The charm of special powers … Dustin Hoffman and Tom Cruise in Rain Man. Photo: Moviestore Collection/ Rex
My son doesn’t. He’s 16, is non-verbal and his life abilities are rudimentary. He’s on one part of the autistic spectrum. Rain Man sits somewhere else on a little bit made from celluloid.
I don’t expect the whole population to trawl through reams of data, instance analyzes and science newspapers on autism, but at least get to understand the basics. Let’s start with a simple question. Are all neurotypical people- those without a diagnosis of autism- the same? If your answer is yes, proceed directly to the nearest Borg recruiting office. If your answer is no, pat yourself on the back( although it doesn’t make you a genius ).
This is what it does to me- I can’t help it. I get facetious. When, for instance, we were calmly queueing to pay for some apples in Waitrose and my son decided to use them for baseball practice, pitching them wildly into the neighbouring McDonald’s, did anyone smile and think,” Oh, bless him, he’s autistic “? Or when we were wrestling on the floor as I tried to get him to stop attacking me, or when everyone’s food in a eatery is fair game- and I don’t merely entailed on our table- “were not receiving” applause , no One Show researchers begging me to bring him on for a demonstration or recreation of his baseball glories. And I’m not sure his naked trampolining is going to earn him an Olympic medal anytime soon.
Given that it’s simply bad form to tell a well-meaning stranger where to run, I have often resorted to being facetious. When my son was six, I took him to watch one of his older cousins paying football and two girls approached and began talking to him. Of course, they got properly cold-shouldered and inquired of me:” Why does he never say anything ?”
To which I replied:” He does, but only to very pretty daughters .”
But it’s not the way I’ve always dealt with it. As part of a dedicated team raising my son, explaining him to strangers has been exhausting.
So, most often over the last 16 years, I’ve been a model of polite solicitude. Like a strolling GP surgery pamphlet, I’ve divided my reactions into easily digested chunks, subheadings:” What is the Autistic Spectrum ?” and” About Diagnosis “. At other periods, I’ve countered pub banter with” No! Only because your boss is a rude, arrogant shit who won’t look you in the eye, doesn’t mean he’s autistic .” It sometimes feels like an endless battle.
This gets me so irritated because good info is out there in plain sight. On Twitter, on Facebook are millions of genuine first-hand experiences and real, of-the-moment findings. It is thus a 21 st-century species of ignorance, one that masquerades as inquisitiveness, to glean “knowledge” from media that is intended to entertain to form one’s opinion of autism. It is from the “well-drawn” character who fills us with wonder- whether it be standing next to Tom Cruise as he counts cards, or inducing us laugh with their complete lack of social understanding that “misunderstandings” can arise.
Plot devices and stereotypes are not real. You cannot reduce autism to genre conventions , because every person with an autism diagnosis is different. My son is me with a particularly tough veneer of autism: he’s a little bit lazy, determines most things hilarious and is given to bouts of self-injurious behaviour. But he’s not less than me- in any way. He’s not less.
And if you took the trouble to know him, you’d realise that in most routes he is more. That’s the kind of knowledge that everyone needs to have.
It hurts me to have to write this. I don’t like having to speak on his behalf, but he isn’t able to and I detest having to rely on supposition. It would be easier for me to state that he couldn’t care less. But I can’t say that because he can’t tell me.

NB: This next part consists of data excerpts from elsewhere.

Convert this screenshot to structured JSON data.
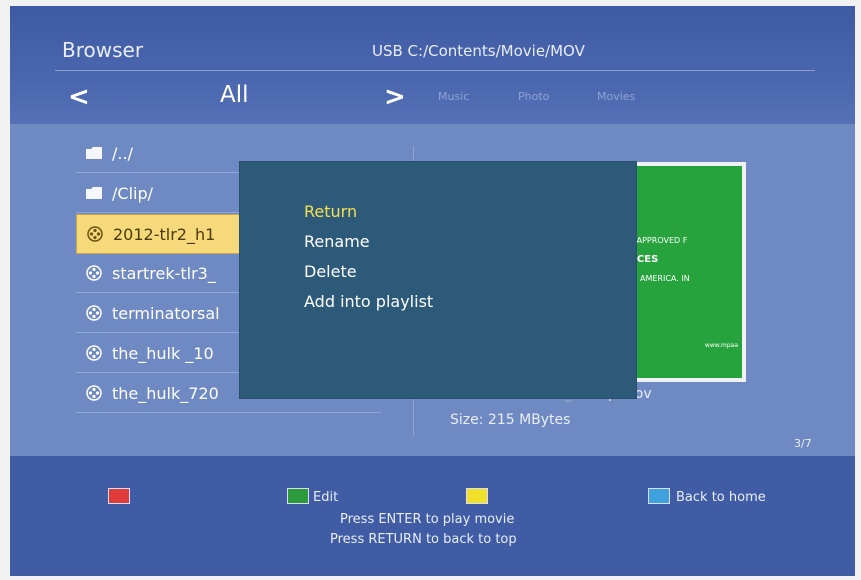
{
  "header": {
    "title": "Browser",
    "path": "USB C:/Contents/Movie/MOV"
  },
  "nav": {
    "prev_glyph": "<",
    "current": "All",
    "next_glyph": ">",
    "tabs": [
      "Music",
      "Photo",
      "Movies"
    ]
  },
  "files": [
    {
      "name": "/../",
      "icon": "folder-icon"
    },
    {
      "name": "/Clip/",
      "icon": "folder-icon"
    },
    {
      "name": "2012-tlr2_h1",
      "icon": "movie-reel-icon",
      "selected": true
    },
    {
      "name": "startrek-tlr3_",
      "icon": "movie-reel-icon"
    },
    {
      "name": "terminatorsal",
      "icon": "movie-reel-icon"
    },
    {
      "name": "the_hulk _10",
      "icon": "movie-reel-icon"
    },
    {
      "name": "the_hulk_720",
      "icon": "movie-reel-icon"
    }
  ],
  "context_menu": {
    "items": [
      "Return",
      "Rename",
      "Delete",
      "Add into playlist"
    ],
    "active_index": 0
  },
  "preview": {
    "poster_lines": [
      "EEN APPROVED F",
      "IENCES",
      "N OF AMERICA. IN",
      "www.mpaa"
    ],
    "name_partial": "p.mov",
    "size": "Size: 215 MBytes"
  },
  "page_count": "3/7",
  "footer": {
    "buttons": [
      {
        "color": "#e03a3a",
        "label": ""
      },
      {
        "color": "#2e9a3e",
        "label": "Edit"
      },
      {
        "color": "#f0e02a",
        "label": ""
      },
      {
        "color": "#3ea0dc",
        "label": "Back to home"
      }
    ],
    "hint1": "Press ENTER to play movie",
    "hint2": "Press RETURN to back to top"
  }
}
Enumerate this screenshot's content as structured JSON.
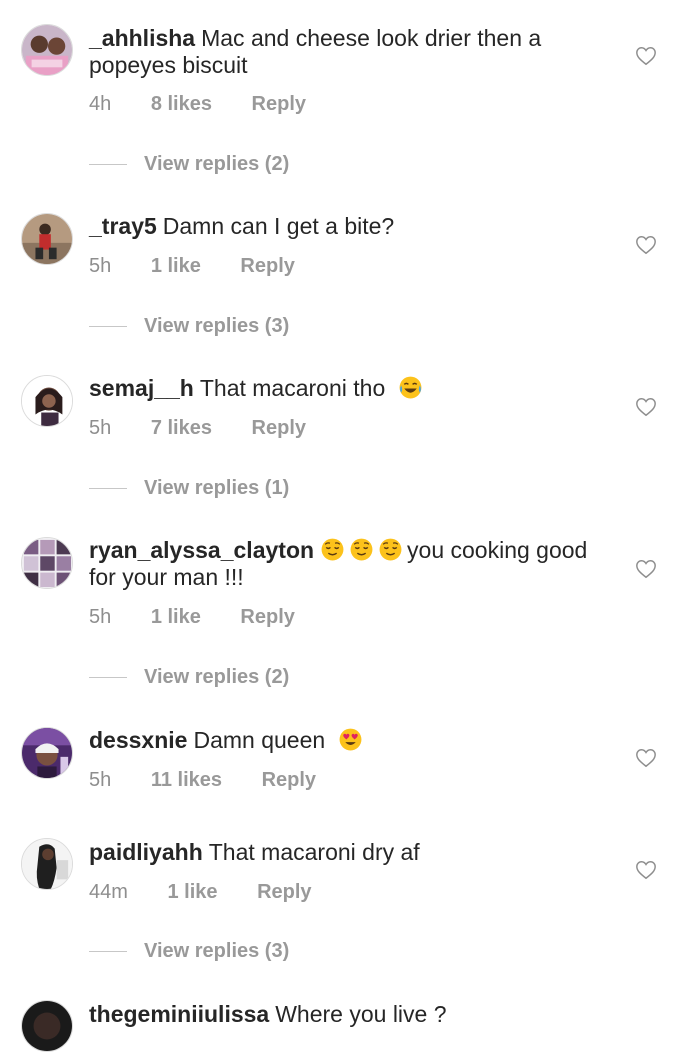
{
  "colors": {
    "text": "#262626",
    "secondary": "#8e8e8e",
    "divider": "#c7c7c7"
  },
  "comments": [
    {
      "username": "_ahhlisha",
      "text": "Mac and cheese look drier then a popeyes biscuit",
      "time": "4h",
      "likes": "8 likes",
      "reply": "Reply",
      "view_replies": "View replies (2)"
    },
    {
      "username": "_tray5",
      "text": "Damn can I get a bite?",
      "time": "5h",
      "likes": "1 like",
      "reply": "Reply",
      "view_replies": "View replies (3)"
    },
    {
      "username": "semaj__h",
      "text": "That macaroni tho",
      "emoji": "face-with-tears-of-joy",
      "time": "5h",
      "likes": "7 likes",
      "reply": "Reply",
      "view_replies": "View replies (1)"
    },
    {
      "username": "ryan_alyssa_clayton",
      "emoji": "relieved-face x3",
      "text": "you cooking good for your man !!!",
      "time": "5h",
      "likes": "1 like",
      "reply": "Reply",
      "view_replies": "View replies (2)"
    },
    {
      "username": "dessxnie",
      "text": "Damn queen",
      "emoji": "heart-eyes-face",
      "time": "5h",
      "likes": "11 likes",
      "reply": "Reply"
    },
    {
      "username": "paidliyahh",
      "text": "That macaroni dry af",
      "time": "44m",
      "likes": "1 like",
      "reply": "Reply",
      "view_replies": "View replies (3)"
    },
    {
      "username": "thegeminiiulissa",
      "text": "Where you live ?"
    }
  ]
}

It hurts less when I can provide him with a blithe, devil-may-care attitude to other people’s opinions of him.
Am I overreacting and being chippy? My son’s also Jewish. Would it be OK if a stranger asked in polite conversation whether he was fond of fund? Or asked an equally ignorant is the issue of a Muslim father with regard to one of his children? Of course it would not.

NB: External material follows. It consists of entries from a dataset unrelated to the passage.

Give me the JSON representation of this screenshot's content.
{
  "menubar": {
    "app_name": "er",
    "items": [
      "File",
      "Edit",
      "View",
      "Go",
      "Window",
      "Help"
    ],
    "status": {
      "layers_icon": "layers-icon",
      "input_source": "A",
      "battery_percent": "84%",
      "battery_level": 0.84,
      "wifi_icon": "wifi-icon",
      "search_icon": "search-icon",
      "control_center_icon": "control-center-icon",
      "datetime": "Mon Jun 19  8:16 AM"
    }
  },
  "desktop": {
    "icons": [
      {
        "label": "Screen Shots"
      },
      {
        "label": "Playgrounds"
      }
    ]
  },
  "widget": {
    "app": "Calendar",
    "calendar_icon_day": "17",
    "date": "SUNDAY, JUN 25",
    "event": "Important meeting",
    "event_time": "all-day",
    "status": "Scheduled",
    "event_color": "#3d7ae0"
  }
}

The question,” Does he have a special talent ?” is not sinister in itself, but the ignorance behind it is, because it speaks of a world where just being human and getting by is not sufficient get noticed- a world where even the most vulnerable in national societies “re going to have to” aspire to Britain’s Got Talent to be seen of value.
Shtum by Jem Lester is published by Orion Paperbacks( PS8. 99 ). To buy a transcript for PS7. 64, go to guardianbookshop.com or call 0330 333 6846. Free UK p& p over PS10, online orders merely. Telephone orders min. p& p of PS1. 99.